2. **Server Implementation**:
- Must use asynchronous sleep (`await asyncio.sleep(0.1)` or `threading.Event`).
- Do NOT use `time.sleep(30)` in a single-threaded blocking server, as it will freeze the entire server for all users/requests.
- *Recommendation*: Use `async def` and event loops (FastMCP supports this natively).
3. **LLM Loop**:
- The LLM must be instructed (via the System Prompt or Tool Description) that receiving a "Timeout" is **normal** and it should simply call the tool again. Without this, the LLM might interpret the timeout as a failure and stop or hallucinate complications.

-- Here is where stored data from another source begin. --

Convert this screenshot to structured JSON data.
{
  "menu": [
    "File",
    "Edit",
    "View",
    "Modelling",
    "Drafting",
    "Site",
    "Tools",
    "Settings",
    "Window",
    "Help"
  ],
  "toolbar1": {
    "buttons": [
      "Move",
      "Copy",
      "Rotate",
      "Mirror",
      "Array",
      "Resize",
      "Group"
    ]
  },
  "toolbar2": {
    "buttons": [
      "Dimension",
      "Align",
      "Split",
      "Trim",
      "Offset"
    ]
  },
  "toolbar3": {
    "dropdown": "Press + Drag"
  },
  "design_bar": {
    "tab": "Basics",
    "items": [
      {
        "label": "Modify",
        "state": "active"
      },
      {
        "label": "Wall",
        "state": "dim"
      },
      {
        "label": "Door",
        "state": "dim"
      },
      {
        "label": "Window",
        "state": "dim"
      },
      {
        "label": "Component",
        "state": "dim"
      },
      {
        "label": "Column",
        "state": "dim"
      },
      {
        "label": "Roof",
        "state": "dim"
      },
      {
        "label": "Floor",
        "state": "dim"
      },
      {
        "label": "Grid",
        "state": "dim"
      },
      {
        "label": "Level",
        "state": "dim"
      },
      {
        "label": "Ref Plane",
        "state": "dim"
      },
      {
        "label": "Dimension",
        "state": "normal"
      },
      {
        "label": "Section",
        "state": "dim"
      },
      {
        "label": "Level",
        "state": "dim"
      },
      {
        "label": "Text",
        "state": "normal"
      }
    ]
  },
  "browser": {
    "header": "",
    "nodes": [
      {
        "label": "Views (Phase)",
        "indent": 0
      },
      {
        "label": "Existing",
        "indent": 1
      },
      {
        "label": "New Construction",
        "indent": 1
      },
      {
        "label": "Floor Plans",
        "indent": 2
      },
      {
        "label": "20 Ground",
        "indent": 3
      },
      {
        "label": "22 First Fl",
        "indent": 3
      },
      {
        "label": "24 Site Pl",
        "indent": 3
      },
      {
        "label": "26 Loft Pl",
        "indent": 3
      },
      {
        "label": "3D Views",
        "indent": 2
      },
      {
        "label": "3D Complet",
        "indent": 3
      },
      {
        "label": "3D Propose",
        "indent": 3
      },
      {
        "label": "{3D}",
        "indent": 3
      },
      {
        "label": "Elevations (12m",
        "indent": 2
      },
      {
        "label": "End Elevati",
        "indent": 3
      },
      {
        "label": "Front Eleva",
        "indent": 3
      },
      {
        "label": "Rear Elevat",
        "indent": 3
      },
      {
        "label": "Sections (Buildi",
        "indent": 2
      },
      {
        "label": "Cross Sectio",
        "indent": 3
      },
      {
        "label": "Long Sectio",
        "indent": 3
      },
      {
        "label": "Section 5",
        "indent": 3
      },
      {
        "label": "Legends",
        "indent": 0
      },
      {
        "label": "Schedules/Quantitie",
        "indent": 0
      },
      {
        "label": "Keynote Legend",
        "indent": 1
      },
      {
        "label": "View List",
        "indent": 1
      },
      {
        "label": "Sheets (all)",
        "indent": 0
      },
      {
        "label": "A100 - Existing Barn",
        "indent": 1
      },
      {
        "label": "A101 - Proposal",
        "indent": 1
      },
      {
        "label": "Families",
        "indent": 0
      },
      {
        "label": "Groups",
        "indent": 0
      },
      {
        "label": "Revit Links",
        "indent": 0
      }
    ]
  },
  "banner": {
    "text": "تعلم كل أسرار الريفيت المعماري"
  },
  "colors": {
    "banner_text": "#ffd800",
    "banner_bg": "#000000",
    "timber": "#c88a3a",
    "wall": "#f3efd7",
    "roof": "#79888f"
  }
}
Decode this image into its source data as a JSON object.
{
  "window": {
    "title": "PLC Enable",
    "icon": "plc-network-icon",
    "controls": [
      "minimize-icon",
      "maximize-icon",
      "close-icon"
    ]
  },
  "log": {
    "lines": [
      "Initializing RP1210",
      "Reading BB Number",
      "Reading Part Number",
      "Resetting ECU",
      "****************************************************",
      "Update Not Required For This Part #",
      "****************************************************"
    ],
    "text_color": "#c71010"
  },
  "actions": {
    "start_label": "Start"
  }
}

**Revised Tool Description Suggestion:**
> "Waits for the opponent to move. Blocks for up to 30 seconds. If the opponent moves, returns the new board state. If no move occurs within 30 seconds, returns a timeout message. You should immediately call this tool again if you receive a timeout."
## 6. Analysis: Checkmate Acknowledgement
The user requested that the user must "explicitly decide" whether a move is checkmate.
**Feasibility: ✅ Confirmed**
To support this:
1. **Protocol**: Update `finishTurn` to accept `claim: string` (values: `null`, `'checkmate'`, `'draw'`).
2. **Validation**:
- If `claim='checkmate'` is sent, the server MUST verify `board.is_checkmate()` AFTER the move.
- If valid -> Win acknowledged.
- If invalid -> Return error "Accusation failed: Not checkmate".
3. **UI**: The HTML Board requires an interactive element (e.g., specific "Move & Claim Checkmate" button or a toggle).
**Modified Schema**:
```typescript
finishTurn(
game_id: string,
move: string,
claim_win?: boolean // if true, asserts this move ends the game
)
```
**Recommendation for Spec**: Include `claim_win` as an optional parameter to support this "Explicit Decision" mechanic.
## 7. Analysis: Web Dashboard & Sidecar Server
**Use Case**: When the MCP server starts, it should satisfy "start web server + open browser" to show a game list.
**Feasibility: ✅ Confirmed (with considerations)**
### Architecture
- **Dual Interface**:
1. **MCP Interface**: Stdio/SSE handling JSON-RPC.
2. **HTTP Interface**: Sidecar web server (e.g., Flask/FastAPI/Starlette) running on localhost (random or fixed port).
- **Execution**: The MCP server entry point must launch the HTTP server background thread/task on startup (`lifespan` event or `__main__`).
### Mechanism
1. **Startup**:
- Initialize `FastMCP` (or equivalent).
- Start HTTP Server (e.g. `uvicorn.run` in a thread).
- Get Port (e.g., `8080`).
2. **Browser Launch**:
- Use Python `webbrowser` module: `webbrowser.open("http://localhost:8080")`.
- *Note*: This works well on local machines (macOS/Windows/Linux). It may fail silently in headless environments (SSH/Cloud), which is acceptable.
### UX Consideration
- **Auto-Open**: If the server crashes/restarts frequently, the browser popping up repeatedly can be annoying.
- **Mitigation**: Add a logic to only open if not already "running" or check a flag/env var `MCP_DISABLE_BROWSER=1`.
### Integration with Game State
- The Game State manager must be a singleton shared between the MCP Tools context and the HTTP Server endpoints.
- **Endpoints**:
- `GET /`: HTML Dashboard showing list of active games.
- `GET /api/games`: JSON list.
- `GET /game/{id}`: View specific game board (spectator mode).